What's happening is that if such an unbalanced close tag error is caught, and then reader.next() is called subsequently, the stream reader's current event type continues to be set to whatever the previous event type was. If an unbalanced close tag was preceded by some whitespace characters, the current event type is set to characters i.e. mCurrToken == XMLEvent.CHARACTERS. Calling reader.next() reads the unbalanced close tag as if they were characters with no problem, and then parsing can continue from there.

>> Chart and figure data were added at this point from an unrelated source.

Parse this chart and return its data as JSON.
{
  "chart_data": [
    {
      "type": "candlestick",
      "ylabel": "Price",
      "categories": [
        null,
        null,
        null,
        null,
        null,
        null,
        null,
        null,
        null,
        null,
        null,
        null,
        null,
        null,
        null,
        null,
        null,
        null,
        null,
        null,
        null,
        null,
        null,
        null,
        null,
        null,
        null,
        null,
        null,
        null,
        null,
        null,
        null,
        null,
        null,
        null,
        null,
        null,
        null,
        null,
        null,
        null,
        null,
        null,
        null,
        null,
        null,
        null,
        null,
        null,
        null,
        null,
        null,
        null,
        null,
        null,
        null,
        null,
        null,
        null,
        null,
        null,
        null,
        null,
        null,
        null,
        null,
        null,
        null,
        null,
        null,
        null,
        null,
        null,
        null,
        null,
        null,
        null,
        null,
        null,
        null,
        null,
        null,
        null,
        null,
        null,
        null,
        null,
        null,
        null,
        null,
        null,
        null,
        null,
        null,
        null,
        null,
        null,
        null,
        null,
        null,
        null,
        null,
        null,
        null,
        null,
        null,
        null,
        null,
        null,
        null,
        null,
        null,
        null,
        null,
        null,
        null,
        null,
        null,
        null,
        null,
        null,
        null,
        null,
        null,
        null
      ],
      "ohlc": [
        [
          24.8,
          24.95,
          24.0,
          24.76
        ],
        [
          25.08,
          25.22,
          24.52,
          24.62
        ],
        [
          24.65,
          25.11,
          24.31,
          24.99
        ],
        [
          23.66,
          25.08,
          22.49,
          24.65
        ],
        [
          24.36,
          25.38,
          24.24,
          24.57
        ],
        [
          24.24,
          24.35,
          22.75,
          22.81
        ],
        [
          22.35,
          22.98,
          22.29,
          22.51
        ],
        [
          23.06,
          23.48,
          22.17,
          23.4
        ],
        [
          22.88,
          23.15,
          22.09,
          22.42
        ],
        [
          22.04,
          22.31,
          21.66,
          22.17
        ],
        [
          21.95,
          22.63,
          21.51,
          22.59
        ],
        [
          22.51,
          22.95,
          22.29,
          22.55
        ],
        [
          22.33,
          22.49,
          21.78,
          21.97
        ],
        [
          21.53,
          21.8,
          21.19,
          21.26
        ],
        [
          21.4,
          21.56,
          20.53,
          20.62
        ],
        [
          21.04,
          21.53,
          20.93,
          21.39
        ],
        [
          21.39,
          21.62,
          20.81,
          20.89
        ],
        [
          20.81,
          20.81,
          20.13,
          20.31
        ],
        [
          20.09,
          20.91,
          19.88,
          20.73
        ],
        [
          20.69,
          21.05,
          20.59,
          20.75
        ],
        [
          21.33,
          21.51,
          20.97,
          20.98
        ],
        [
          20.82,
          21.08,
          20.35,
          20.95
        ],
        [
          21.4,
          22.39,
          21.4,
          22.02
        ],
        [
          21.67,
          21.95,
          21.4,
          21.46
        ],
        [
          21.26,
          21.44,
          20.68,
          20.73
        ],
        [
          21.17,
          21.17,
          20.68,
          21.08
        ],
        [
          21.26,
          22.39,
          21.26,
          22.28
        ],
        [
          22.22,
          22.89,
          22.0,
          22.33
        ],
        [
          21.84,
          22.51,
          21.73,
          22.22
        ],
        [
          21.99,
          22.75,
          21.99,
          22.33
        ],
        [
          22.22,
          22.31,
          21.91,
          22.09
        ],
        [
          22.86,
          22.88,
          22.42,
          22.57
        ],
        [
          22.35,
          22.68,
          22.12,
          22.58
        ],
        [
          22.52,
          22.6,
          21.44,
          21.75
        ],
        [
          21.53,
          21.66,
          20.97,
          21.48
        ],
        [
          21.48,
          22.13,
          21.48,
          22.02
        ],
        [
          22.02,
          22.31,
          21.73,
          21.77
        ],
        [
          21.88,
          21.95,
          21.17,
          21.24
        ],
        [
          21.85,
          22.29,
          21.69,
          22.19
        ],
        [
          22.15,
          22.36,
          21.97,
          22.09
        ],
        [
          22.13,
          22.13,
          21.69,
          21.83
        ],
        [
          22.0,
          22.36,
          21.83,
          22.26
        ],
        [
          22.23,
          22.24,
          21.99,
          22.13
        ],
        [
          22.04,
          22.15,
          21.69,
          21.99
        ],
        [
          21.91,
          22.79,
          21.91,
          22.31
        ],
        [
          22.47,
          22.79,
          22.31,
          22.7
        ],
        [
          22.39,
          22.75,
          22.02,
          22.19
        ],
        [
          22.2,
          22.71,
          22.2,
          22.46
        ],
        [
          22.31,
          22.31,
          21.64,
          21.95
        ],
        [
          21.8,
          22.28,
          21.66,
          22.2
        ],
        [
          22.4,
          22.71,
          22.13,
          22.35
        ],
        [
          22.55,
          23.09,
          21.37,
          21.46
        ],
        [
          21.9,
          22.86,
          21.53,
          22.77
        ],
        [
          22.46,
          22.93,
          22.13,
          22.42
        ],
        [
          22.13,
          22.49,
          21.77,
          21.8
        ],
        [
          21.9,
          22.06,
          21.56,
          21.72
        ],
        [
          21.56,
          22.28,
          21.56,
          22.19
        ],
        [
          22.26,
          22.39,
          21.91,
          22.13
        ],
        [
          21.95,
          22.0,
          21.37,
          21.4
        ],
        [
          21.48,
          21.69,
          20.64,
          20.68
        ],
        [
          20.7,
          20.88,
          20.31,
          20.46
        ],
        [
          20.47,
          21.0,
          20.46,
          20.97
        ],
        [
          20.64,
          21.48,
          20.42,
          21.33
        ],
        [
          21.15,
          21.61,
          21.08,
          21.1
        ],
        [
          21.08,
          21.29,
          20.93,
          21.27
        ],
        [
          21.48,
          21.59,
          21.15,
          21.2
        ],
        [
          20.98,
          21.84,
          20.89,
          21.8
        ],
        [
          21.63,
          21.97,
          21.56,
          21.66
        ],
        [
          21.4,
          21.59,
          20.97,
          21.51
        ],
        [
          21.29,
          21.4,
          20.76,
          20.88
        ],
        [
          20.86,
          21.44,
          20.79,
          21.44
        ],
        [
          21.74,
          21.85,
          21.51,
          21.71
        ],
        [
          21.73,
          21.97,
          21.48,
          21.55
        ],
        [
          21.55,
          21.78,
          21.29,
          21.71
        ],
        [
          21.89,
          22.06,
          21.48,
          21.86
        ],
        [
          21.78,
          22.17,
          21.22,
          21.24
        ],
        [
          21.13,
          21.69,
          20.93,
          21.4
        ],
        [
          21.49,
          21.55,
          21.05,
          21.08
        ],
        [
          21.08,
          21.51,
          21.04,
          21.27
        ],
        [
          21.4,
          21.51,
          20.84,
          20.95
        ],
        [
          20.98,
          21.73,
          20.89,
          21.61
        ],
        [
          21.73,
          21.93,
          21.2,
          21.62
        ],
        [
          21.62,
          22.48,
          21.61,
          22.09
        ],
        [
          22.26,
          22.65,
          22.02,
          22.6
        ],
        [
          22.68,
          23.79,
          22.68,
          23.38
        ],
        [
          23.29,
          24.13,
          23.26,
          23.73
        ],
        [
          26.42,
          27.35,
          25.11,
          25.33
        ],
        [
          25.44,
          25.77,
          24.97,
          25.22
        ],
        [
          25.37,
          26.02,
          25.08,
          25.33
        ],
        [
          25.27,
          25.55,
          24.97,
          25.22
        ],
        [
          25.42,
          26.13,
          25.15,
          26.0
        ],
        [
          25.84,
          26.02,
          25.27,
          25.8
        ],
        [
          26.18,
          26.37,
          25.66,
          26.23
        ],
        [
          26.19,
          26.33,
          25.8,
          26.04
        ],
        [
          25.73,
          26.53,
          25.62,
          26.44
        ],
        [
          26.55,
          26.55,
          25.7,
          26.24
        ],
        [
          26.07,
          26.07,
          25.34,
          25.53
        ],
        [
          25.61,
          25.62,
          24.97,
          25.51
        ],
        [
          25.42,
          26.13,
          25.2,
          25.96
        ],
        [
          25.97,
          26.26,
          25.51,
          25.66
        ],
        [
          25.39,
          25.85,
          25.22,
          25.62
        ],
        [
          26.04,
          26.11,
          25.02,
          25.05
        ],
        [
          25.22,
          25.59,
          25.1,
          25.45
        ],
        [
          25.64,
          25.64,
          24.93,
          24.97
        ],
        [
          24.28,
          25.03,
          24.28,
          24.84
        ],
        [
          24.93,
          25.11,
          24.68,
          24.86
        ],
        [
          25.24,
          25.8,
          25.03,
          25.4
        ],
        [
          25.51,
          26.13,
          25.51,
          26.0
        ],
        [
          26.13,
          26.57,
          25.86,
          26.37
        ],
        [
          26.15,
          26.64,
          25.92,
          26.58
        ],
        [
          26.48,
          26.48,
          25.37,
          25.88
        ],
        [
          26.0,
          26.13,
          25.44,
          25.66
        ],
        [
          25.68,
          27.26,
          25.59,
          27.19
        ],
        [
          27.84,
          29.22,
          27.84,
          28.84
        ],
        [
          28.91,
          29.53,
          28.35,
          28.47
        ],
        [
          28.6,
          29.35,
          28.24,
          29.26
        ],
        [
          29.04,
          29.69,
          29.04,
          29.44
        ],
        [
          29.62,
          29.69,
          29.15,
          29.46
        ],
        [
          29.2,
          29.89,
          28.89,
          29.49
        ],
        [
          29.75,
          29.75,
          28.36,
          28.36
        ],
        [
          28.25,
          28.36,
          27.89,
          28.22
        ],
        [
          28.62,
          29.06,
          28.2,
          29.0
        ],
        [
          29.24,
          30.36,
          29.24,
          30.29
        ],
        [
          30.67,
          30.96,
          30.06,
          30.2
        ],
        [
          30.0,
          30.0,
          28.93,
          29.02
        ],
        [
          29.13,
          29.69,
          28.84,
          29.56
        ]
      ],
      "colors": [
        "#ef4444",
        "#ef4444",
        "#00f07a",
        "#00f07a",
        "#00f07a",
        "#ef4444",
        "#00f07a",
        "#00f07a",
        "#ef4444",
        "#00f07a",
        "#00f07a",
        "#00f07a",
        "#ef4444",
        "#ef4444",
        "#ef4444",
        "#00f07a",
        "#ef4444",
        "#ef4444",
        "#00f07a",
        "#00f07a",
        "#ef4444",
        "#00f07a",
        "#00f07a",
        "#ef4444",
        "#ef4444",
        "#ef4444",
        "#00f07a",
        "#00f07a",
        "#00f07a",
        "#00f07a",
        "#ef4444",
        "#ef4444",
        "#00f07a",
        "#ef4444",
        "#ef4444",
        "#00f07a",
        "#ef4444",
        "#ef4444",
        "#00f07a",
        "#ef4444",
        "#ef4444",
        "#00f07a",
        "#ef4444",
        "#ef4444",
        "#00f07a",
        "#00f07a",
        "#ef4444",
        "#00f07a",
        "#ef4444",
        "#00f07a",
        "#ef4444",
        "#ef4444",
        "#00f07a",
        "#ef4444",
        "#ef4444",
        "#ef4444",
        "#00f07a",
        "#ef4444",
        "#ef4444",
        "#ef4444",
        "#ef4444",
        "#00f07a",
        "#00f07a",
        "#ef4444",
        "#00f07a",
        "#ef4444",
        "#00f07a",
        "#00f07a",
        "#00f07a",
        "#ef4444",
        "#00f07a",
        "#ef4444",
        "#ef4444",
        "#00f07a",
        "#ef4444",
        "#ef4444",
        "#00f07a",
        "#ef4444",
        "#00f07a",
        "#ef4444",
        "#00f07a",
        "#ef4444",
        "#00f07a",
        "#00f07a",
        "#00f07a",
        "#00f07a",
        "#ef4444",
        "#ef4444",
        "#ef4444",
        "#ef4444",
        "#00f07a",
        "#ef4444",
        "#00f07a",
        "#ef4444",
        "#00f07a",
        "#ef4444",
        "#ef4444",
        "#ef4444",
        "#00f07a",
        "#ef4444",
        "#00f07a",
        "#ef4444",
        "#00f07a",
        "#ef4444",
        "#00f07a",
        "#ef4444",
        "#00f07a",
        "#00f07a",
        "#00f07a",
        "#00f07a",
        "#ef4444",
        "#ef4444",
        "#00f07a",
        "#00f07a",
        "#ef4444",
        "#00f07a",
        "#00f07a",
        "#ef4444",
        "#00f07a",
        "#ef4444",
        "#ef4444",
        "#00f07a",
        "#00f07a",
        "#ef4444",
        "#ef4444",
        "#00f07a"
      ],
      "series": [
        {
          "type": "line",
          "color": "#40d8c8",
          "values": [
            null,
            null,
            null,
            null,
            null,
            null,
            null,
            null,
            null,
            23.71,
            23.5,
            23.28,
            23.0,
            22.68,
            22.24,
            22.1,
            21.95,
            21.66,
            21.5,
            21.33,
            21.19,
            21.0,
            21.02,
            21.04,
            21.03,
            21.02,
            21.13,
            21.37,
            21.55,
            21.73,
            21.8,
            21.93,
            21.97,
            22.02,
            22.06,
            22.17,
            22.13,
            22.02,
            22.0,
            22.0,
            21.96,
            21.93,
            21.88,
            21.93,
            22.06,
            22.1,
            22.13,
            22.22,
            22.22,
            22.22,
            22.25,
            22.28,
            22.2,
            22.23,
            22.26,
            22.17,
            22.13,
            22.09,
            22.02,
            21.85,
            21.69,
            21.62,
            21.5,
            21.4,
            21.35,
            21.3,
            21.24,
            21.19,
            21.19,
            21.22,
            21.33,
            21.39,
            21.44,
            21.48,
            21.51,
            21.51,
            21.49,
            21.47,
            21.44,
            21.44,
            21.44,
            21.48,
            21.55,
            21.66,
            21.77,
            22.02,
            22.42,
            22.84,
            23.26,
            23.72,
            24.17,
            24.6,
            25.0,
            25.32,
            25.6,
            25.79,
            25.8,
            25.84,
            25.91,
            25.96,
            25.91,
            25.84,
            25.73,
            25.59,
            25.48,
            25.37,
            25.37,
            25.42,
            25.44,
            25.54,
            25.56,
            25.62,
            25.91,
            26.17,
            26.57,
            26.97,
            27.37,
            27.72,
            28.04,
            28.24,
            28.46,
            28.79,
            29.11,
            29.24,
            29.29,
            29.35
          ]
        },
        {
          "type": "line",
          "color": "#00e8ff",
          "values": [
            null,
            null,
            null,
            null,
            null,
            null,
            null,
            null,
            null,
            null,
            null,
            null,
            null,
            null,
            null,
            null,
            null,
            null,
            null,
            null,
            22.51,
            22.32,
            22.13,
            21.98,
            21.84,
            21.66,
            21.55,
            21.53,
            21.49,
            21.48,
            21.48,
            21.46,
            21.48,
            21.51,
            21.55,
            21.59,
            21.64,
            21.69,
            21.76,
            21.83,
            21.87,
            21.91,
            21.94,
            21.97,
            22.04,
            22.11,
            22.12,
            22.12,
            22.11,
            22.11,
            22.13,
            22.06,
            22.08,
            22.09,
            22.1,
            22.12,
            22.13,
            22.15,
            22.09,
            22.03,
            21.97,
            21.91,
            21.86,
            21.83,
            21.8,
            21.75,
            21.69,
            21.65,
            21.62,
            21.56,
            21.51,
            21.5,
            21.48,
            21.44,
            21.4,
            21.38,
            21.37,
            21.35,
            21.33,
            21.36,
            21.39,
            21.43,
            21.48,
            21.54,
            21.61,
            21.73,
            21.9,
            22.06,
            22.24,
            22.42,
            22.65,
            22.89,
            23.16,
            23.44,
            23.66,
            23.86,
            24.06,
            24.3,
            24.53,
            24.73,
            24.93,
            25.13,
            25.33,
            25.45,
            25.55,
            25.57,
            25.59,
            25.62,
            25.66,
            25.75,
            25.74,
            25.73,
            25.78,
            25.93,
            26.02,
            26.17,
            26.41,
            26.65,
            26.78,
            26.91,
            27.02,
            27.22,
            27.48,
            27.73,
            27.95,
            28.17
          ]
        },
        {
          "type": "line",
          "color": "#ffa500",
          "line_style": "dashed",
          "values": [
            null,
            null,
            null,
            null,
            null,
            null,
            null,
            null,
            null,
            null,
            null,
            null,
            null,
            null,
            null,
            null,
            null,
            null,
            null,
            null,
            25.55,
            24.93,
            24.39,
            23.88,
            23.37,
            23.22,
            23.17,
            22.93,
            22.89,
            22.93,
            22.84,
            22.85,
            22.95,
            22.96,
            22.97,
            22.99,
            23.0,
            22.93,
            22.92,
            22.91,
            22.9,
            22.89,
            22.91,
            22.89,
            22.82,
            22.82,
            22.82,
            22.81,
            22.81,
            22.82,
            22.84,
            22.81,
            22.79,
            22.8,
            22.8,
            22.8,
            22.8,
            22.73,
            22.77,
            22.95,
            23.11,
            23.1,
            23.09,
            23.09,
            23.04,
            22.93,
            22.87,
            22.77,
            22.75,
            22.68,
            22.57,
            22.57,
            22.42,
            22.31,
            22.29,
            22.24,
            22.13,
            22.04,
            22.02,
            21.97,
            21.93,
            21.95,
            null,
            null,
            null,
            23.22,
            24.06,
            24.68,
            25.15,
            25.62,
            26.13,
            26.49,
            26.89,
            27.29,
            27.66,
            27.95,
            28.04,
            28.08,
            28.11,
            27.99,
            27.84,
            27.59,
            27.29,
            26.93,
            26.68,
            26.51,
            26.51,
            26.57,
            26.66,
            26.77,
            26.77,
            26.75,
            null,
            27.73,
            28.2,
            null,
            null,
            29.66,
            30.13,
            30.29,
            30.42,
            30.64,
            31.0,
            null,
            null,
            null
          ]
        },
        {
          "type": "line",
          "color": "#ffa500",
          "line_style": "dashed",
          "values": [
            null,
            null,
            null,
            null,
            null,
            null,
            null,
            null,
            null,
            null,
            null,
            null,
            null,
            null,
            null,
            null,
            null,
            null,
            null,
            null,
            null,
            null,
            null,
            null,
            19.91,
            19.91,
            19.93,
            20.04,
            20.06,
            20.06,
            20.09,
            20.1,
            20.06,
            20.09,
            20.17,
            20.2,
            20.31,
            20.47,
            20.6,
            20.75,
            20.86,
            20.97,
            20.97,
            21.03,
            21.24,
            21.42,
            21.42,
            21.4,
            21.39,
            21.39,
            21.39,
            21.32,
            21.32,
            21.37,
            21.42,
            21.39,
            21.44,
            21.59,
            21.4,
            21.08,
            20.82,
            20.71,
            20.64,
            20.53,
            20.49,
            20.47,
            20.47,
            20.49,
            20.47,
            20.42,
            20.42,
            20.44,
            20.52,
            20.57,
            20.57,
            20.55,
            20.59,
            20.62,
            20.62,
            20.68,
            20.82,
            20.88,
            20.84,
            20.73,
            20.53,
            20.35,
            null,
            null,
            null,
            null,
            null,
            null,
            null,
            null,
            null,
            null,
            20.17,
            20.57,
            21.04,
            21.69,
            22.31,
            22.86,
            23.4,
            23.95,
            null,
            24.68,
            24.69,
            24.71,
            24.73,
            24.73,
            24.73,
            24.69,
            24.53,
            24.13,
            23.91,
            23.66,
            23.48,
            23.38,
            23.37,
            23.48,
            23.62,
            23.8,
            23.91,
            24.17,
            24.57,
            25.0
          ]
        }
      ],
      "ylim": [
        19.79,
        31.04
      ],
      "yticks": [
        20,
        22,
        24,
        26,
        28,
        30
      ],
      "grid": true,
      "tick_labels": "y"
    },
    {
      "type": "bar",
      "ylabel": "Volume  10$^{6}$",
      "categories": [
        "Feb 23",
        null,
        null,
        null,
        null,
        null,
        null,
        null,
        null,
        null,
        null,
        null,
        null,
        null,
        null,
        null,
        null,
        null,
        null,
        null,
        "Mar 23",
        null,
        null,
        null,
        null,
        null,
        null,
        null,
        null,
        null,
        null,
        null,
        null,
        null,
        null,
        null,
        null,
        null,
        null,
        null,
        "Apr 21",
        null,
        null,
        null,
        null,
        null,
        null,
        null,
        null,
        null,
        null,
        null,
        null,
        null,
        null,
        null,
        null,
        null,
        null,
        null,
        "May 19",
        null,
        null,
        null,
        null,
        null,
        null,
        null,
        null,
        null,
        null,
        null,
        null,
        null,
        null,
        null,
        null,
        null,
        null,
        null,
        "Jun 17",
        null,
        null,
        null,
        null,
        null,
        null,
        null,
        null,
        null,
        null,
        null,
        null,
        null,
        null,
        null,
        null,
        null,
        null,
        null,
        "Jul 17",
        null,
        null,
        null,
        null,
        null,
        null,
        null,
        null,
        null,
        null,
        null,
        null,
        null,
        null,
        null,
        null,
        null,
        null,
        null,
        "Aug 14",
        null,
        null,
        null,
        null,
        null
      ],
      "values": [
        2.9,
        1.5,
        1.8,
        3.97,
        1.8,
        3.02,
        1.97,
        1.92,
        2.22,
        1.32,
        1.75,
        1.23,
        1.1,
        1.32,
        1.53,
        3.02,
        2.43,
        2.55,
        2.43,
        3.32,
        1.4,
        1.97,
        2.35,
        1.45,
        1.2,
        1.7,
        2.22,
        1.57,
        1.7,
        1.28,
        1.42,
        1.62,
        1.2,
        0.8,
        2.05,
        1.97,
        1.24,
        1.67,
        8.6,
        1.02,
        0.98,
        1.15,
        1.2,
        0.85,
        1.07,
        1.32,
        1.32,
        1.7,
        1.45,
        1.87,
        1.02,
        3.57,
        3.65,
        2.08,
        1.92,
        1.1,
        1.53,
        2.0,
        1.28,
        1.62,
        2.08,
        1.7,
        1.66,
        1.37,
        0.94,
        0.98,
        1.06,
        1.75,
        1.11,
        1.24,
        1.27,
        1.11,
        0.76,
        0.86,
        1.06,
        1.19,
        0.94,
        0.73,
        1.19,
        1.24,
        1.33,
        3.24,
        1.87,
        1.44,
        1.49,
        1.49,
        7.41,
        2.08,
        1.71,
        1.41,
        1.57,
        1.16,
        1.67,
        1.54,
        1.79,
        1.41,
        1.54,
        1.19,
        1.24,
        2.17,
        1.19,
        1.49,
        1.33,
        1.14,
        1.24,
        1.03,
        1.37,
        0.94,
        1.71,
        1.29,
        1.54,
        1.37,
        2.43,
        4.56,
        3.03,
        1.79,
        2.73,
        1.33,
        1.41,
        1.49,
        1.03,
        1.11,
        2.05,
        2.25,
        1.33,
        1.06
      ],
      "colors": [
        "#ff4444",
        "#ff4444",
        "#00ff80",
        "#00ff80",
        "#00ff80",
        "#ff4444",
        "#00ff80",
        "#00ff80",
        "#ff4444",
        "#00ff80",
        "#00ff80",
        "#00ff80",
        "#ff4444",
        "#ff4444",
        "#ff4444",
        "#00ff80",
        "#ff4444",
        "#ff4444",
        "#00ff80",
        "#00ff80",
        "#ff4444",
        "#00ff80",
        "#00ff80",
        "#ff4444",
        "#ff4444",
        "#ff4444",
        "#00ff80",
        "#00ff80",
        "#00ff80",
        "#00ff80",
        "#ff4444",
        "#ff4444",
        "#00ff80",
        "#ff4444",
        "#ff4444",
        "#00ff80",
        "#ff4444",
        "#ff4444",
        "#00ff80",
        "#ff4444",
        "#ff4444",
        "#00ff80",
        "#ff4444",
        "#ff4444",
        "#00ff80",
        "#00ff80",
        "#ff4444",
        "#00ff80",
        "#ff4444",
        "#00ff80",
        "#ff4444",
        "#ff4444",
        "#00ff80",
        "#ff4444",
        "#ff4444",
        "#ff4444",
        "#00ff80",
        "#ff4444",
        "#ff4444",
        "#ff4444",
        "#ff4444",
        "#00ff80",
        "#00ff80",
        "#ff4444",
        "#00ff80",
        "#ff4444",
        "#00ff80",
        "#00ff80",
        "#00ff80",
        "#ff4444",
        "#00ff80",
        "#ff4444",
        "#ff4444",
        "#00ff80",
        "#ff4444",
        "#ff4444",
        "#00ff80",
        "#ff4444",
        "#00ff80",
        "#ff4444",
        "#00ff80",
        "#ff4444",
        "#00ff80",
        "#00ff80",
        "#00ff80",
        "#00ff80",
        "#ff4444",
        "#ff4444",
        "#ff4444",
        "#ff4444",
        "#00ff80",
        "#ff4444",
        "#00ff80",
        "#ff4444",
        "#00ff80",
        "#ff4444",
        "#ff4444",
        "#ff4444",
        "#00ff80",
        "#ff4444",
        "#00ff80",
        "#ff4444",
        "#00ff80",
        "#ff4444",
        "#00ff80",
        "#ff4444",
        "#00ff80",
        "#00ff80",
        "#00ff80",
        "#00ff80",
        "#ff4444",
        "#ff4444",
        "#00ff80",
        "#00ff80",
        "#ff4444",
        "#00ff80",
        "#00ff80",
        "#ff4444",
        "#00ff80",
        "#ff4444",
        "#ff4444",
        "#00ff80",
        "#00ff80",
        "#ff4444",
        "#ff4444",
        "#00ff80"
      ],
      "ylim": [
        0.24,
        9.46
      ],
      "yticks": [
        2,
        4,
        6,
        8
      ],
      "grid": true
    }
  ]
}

If the unbalanced close tag was preceded by another close tag, it treats the unbalanced close tag as a close tag and ends up hitting the below line:

https://github.com/FasterXML/woodstox/blob/489149b9f9d5d5a333fdf325513c08b00dd3ea17/src/main/java/com/ctc/wstx/sr/BasicStreamReader.java#L2737

This throws an IllegalStateException from the line below. If you try to call reader.next() after catching this error, it continues trying to parse the unbalanced close tag as a close tag, and continuously throws this error.

https://github.com/FasterXML/woodstox/blob/489149b9f9d5d5a333fdf325513c08b00dd3ea17/src/main/java/com/ctc/wstx/sr/InputElementStack.java#L372

Our use case is unusual, as we are trying to parse XML documents in fragments and so encounter this case quite regularly. Right now, our workaround is to extend from the Woodstox stream reader and manually set the event type to characters if we encounter this error. That doesn't sound like a solution that would work for all use cases, but it works for us. However, shouldn't it be possible to skip over a close tag if no corresponding opening tag has been seen by the parser, with the default Woodstox parser? If anyone has an idea on how to solve this, I'd be happy to contribute a PR.

try {
    return next();
} catch (IllegalStateException ex) {
    if (!ex.getMessage().equals("Popping from empty stack")) {
        throw ex;
    }
    mCurrToken = XMLEvent.CHARACTERS;
    return mCurrToken;
}
cowtowncoder commented 3 years ago

One quick comment just to make sure I understand this correctly: XML parsers are required to verify well-formedness, so quietly skipping "unmatched" close tags is a no-no and should not be the default behavior. But it is fine to have ways to configure things to allow that for use cases where it is desired (either via new property or, probably better, through error handler).

So... It would be nice of course to make it easier to recover from issues like this, although in general it is not something that can be solved for every case (and cost of trying to keep state recoverable in all cases is pretty steep) But in this particular case perhaps there could be something as simple as reordering state update or something -- and if so, I would accept a patch. And I think that first figuring out where handling would work makes sense, after which specific configuration mechanism can be decided on.

cowtowncoder commented 2 years ago

I don't have time or interest to work on this issue, but if someone wants to try come up with a change to allow better handling of non-well-formed content, would be happy to help get such feature merged.